If a maximal subgroup is normal, it has prime index

Question

I'm having trouble with an exercise in "Introduce to the theory of group" book. This is problem:

Let $M$ be a maximal subgroup of $G$. Prove that if $M$ is a normal subgroup of $G$, then $[G: M]$ is finite and equal to a prime.

Answer 1

Notation: We denote the normal subgroup by $N$ instead.

By the Correspondence Theorem, there exists a bijection from the set of all subgroups $H$ such that $N\subseteq H\subseteq G$ onto the set of all subgroups of $G/N$. Since the only such subgroups are $H=N$ and $H=G$, $G/N$ has only two subgroups, namely $N/N$ and $G/N$.

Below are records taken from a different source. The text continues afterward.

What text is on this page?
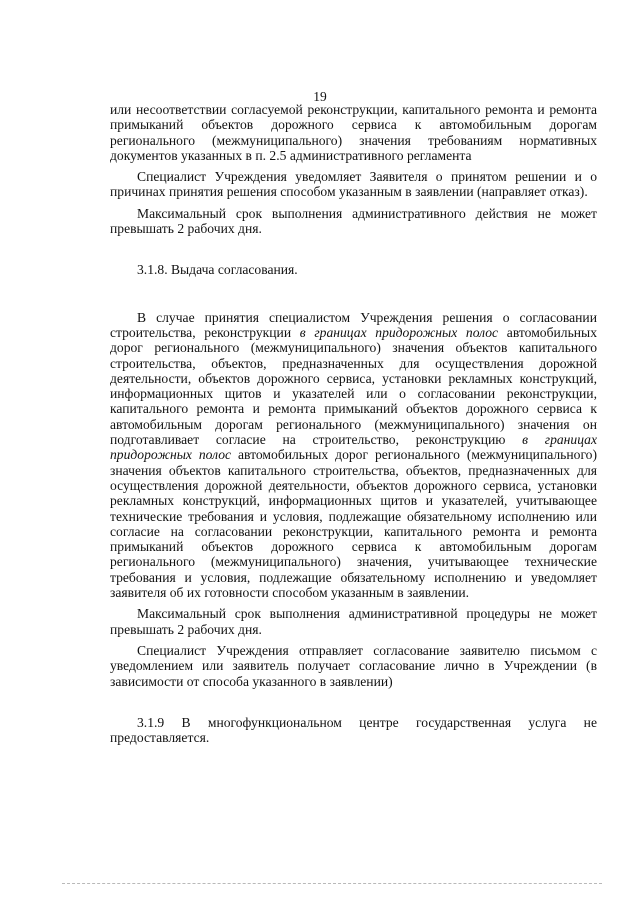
19

или несоответствии согласуемой реконструкции, капитального ремонта и ремонта примыканий объектов дорожного сервиса к автомобильным дорогам регионального (межмуниципального) значения требованиям нормативных документов указанных в п. 2.5 административного регламента

Специалист Учреждения уведомляет Заявителя о принятом решении и о причинах принятия решения способом указанным в заявлении (направляет отказ).

Максимальный срок выполнения административного действия не может превышать 2 рабочих дня.

3.1.8. Выдача согласования.

В случае принятия специалистом Учреждения решения о согласовании строительства, реконструкции в границах придорожных полос автомобильных дорог регионального (межмуниципального) значения объектов капитального строительства, объектов, предназначенных для осуществления дорожной деятельности, объектов дорожного сервиса, установки рекламных конструкций, информационных щитов и указателей или о согласовании реконструкции, капитального ремонта и ремонта примыканий объектов дорожного сервиса к автомобильным дорогам регионального (межмуниципального) значения он подготавливает согласие на строительство, реконструкцию в границах придорожных полос автомобильных дорог регионального (межмуниципального) значения объектов капитального строительства, объектов, предназначенных для осуществления дорожной деятельности, объектов дорожного сервиса, установки рекламных конструкций, информационных щитов и указателей, учитывающее технические требования и условия, подлежащие обязательному исполнению или согласие на согласовании реконструкции, капитального ремонта и ремонта примыканий объектов дорожного сервиса к автомобильным дорогам регионального (межмуниципального) значения, учитывающее технические требования и условия, подлежащие обязательному исполнению и уведомляет заявителя об их готовности способом указанным в заявлении.

Максимальный срок выполнения административной процедуры не может превышать 2 рабочих дня.

Специалист Учреждения отправляет согласование заявителю письмом с уведомлением или заявитель получает согласование лично в Учреждении (в зависимости от способа указанного в заявлении)

3.1.9 В многофункциональном центре государственная услуга не предоставляется.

Let $xN$ be a nontrivial element in $G/N$. $\langle xN\rangle$ is a nontrivial subgroup of $G/N$, thus $\langle xN\rangle=G/N$. This means $G/N$ is cyclic. If $|G/N|$ is infinite, then $G/N\cong\mathbb{Z}$ which is a contradiction as $\mathbb{Z}$ has infinite subgroups of the form $n\mathbb{Z}$. Therefore $[G:N]=|G/N|$ is finite.

Thus $G/N\cong\mathbb{Z}/n\mathbb{Z}$ for some integer $n$. By the Correspondence Theorem, the subgroups of $\mathbb{Z}/n\mathbb{Z}$ are $m\mathbb{Z}/n\mathbb{Z}$ where $n\mathbb{Z}\subseteq m\mathbb{Z}\subseteq\mathbb{Z}$. This means $m\mid n$.

Since $G/N$ has two subgoups, this means $n$ has exactly 2 divisors, so $n$ is a prime. Thus $[G:N]=|\mathbb{Z}/n\mathbb{Z}|=n$ is a prime.

Answer 2

Hints:

1) If $\,N\triangleleft G\,$ , then there is a $\,1-1\,$ correspondence between subgroups of the quotient $\,G/N\,$ and subgroups of $\,G\,$ containing $\,N\,$ (this correspondence also respects index and normality, btw).

2) A group has no nontrivial subgroups (i.e., its only subgroups are the group itself and the trivial group $\,\{1\}\,$) iff it is finite of prime order or the trivial group itself.